Hi Wishfulthinker66,
First off, I want you to know that what you are experiencing is quite common; you are not alone.
Who are these people you are referring to? Are they friends, family?
Unfortunately, there is still a TON of stigma around mental health. Even with all the recent mental health awareness agendas, society and people in general seem pressured to judge, categorize, make sense of and label things they do not fully understand. This allows them to feel in control when surrounded by unfamiliar things. Additionally, one of the many flaws in human nature is an inability to fully comprehend and empathize with fellow humans unless we have personally gone through something similar. These things add complexities in understanding and appreciating others anguish; especially when our suffering is internal and seemingly invisible. This amounts to additional issues for both ourselves and others as it adds to the social stigma surrounding mental health.
The other part of the problem (for which you have already alluded), is the idea that mental health conditions are somehow, 'curable.' I know from personal experience that recovery from any mental illness (including PTSD) is non-linear. We can take two steps forward, one step back, or one step forward and two steps back. To the outsider, this repetitive cycle is once again, something that must be labelled, categorized and judged:
- "You're not trying hard enough"
- "You just don't want to heal"
- "You just need more adaquette therapy and treatment"

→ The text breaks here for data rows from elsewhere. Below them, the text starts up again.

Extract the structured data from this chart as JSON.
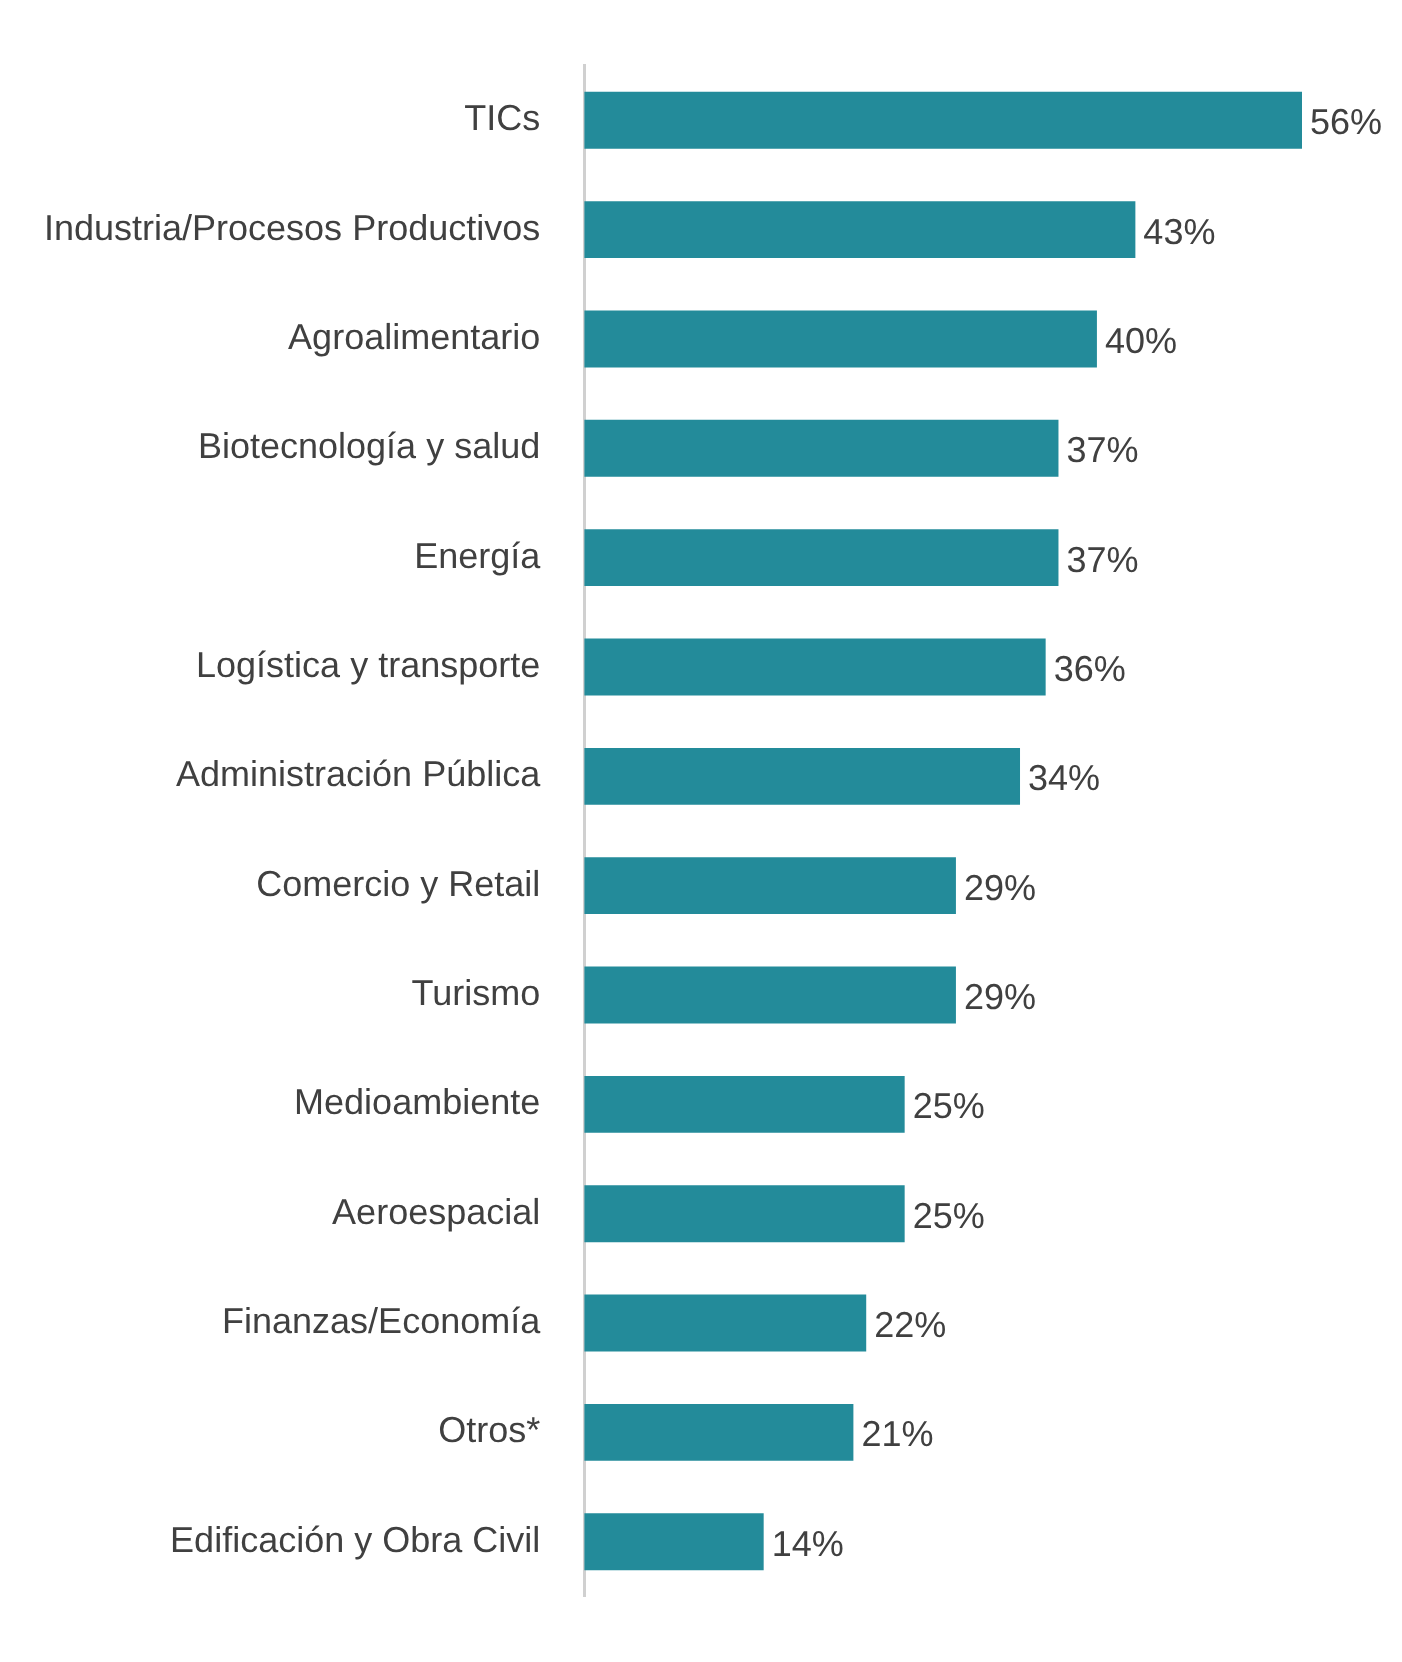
{
  "chart_data": {
    "type": "bar",
    "orientation": "horizontal",
    "categories": [
      "TICs",
      "Industria/Procesos Productivos",
      "Agroalimentario",
      "Biotecnología y salud",
      "Energía",
      "Logística y transporte",
      "Administración Pública",
      "Comercio y Retail",
      "Turismo",
      "Medioambiente",
      "Aeroespacial",
      "Finanzas/Economía",
      "Otros*",
      "Edificación y Obra Civil"
    ],
    "values": [
      56,
      43,
      40,
      37,
      37,
      36,
      34,
      29,
      29,
      25,
      25,
      22,
      21,
      14
    ],
    "value_labels": [
      "56%",
      "43%",
      "40%",
      "37%",
      "37%",
      "36%",
      "34%",
      "29%",
      "29%",
      "25%",
      "25%",
      "22%",
      "21%",
      "14%"
    ],
    "color": "#238b9a",
    "tick_labels": "y"
  }
}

- "You're just afraid to succeed and or fail"
- "You just need to let the past go and move on"
- "You are ready to move forward"
This is extremely invalidating, abusive and yet I am sure we have all heard it at some point.
This is also a sign that others don't take us seriously.
The important thing is to take ourselves seriously.
I know that in my own recovery, there have been moments of growth that my family foolishly misinterpreted as signs that they no longer needed to support me emotionally. It was incredibly invalidating and painful. They also assumed that the moment I got up early in the morning, or managed to get out and see friends, was a sign of a cure and therefore, I no longer required their assistance. What an utter travesty! Exactly these kinds of stressors that bring about full-blown mental health breakdowns.
You know you best; mental health struggles are internal and therefore, no one - not even our therapists can know us more than we do. If we are honest with ourselves and truly want to get better - then we need to listen to ourselves and take ourselves seriously. No amount of trying to get others to understand will change their minds. If they have chosen to label you in this way, fighting it could result in additional traumas / betrayals / invalidation.
I am happy that you are experiencing joy in your life. That is great to hear! But do what you can when you can and remain true to yourself. If you feel you are not ready, go with that intuition. But remember, that sometimes when we are truly ready to go back out into the world - we have become so accustomed to the comfortable - that we refrain from taking the leap.
If this continues forever, we get nowhere.
We should always be striving to become comfortable being uncomfortable; especially with PTSD. Otherwise we risk staying in safety thinking we are healthy, when really we are avoiding the world and creating additional barriers for genuine growth. Some of us require a therapist to hold us accountable in this regard, perhaps you don't.
You know you best, don't let anyone else tell you otherwise.